How Developing Countries Create Industrial Champions
Japan, South Korea, and other Asian economies achieved high-income status through strong state interventions that helped domestic firms venture into sophisticated high-tech sectors and compete globally. By applying these lessons, today’s developing countries can provide similar opportunities for their companies, as well as good returns for global investors.
WASHINGTON, DC – For many firms in emerging and developing economies, emulating the success of the likes of Samsung and Hyundai may seem like an impossible dream. But the rapid economic growth of Japan, South Korea, and other Asian countries in the second half of the twentieth century shows how it can be done.
Japan and South Korea, for example, were once poor countries striving to reach high-income status as quickly as possible. They each achieved that goal through strong state interventions, such as industrial policies that helped domestic firms venture into sophisticated sectors and compete globally. By applying these lessons, today’s developing countries can provide similar opportunities for their companies, as well as good returns for global investors.

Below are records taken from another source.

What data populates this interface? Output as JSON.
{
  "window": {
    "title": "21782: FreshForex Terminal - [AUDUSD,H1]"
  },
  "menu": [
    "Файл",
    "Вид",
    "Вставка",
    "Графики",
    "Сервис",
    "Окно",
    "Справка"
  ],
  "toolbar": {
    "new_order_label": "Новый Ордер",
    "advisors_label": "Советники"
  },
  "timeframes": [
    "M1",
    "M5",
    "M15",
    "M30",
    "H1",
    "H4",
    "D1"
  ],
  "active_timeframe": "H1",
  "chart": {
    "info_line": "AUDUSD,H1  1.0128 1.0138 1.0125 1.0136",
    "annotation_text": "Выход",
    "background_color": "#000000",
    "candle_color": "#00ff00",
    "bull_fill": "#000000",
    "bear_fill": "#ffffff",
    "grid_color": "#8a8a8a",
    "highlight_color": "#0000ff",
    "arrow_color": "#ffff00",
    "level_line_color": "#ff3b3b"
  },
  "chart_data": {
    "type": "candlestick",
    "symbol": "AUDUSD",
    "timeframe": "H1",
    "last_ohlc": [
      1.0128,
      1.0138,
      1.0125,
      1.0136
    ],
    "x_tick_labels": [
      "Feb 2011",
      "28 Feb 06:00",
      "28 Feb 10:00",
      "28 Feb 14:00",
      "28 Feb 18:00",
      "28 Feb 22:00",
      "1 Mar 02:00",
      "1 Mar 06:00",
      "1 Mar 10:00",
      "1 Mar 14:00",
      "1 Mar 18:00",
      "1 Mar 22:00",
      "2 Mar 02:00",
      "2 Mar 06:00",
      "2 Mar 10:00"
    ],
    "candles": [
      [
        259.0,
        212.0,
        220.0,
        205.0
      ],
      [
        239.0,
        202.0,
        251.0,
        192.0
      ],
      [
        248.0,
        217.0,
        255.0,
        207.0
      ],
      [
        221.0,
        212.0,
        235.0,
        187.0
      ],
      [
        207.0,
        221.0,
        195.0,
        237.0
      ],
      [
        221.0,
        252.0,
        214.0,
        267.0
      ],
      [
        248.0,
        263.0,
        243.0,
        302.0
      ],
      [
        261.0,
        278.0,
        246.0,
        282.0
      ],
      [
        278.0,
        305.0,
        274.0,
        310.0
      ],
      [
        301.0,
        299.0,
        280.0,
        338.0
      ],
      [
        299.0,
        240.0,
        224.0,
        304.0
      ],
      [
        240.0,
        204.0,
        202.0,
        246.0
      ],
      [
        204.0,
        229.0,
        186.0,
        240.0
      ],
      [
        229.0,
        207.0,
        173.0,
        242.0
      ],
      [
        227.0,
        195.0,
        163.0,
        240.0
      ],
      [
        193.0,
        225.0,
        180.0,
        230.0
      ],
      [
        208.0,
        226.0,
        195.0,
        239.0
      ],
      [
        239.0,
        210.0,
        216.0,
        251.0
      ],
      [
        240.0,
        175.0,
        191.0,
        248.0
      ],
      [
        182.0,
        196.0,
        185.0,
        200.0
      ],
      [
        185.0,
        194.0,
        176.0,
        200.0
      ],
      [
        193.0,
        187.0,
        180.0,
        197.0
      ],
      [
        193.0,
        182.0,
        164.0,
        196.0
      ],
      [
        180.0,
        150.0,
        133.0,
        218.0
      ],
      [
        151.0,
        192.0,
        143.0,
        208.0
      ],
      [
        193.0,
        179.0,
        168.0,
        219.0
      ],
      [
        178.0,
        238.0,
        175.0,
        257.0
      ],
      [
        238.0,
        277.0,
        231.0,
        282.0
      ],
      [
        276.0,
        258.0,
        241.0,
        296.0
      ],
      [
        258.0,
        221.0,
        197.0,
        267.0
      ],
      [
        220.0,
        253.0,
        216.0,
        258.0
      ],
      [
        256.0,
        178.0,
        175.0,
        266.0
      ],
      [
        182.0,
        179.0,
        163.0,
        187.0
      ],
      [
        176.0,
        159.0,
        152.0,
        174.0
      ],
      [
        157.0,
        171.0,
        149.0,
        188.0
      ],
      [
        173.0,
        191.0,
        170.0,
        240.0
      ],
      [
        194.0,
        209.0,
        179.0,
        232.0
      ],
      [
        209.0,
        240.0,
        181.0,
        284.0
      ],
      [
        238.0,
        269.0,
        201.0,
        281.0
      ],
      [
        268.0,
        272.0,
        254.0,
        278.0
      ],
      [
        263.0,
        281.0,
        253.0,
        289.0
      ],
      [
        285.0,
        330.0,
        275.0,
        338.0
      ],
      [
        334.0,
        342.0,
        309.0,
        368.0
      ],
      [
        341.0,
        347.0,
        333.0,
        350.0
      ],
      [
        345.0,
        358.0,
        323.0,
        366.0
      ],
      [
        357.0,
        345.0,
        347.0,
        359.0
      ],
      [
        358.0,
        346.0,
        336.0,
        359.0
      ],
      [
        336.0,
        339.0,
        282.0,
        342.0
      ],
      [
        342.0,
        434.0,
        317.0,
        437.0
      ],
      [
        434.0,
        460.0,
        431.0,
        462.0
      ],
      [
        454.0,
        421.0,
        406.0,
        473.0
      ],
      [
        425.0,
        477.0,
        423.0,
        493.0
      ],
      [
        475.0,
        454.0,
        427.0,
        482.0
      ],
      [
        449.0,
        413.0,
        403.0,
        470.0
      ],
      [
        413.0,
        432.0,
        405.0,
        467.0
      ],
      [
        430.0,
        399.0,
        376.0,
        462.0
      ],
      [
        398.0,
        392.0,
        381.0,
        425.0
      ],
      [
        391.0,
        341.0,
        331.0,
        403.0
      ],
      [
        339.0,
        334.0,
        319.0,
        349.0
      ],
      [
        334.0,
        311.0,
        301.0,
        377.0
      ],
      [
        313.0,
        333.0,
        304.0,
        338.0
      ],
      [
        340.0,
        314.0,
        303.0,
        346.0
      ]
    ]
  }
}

The “Asian miracle” was largely the result of a three-part strategy. First, the state set ambitious goals and achieved them by encouraging and supporting private firms to set their sights on breaking quickly into high-tech industrial sectors. Next, governments understood that their countries had to develop strong export sectors in order to vault into the top echelon of high-income economies. Finally, policymakers needed to encourage a culture of robust corporate competition, as well as strict accountability for the support that businesses received. The resulting symbiosis between the state and the market proved highly successful and has become a model for other developing countries to follow.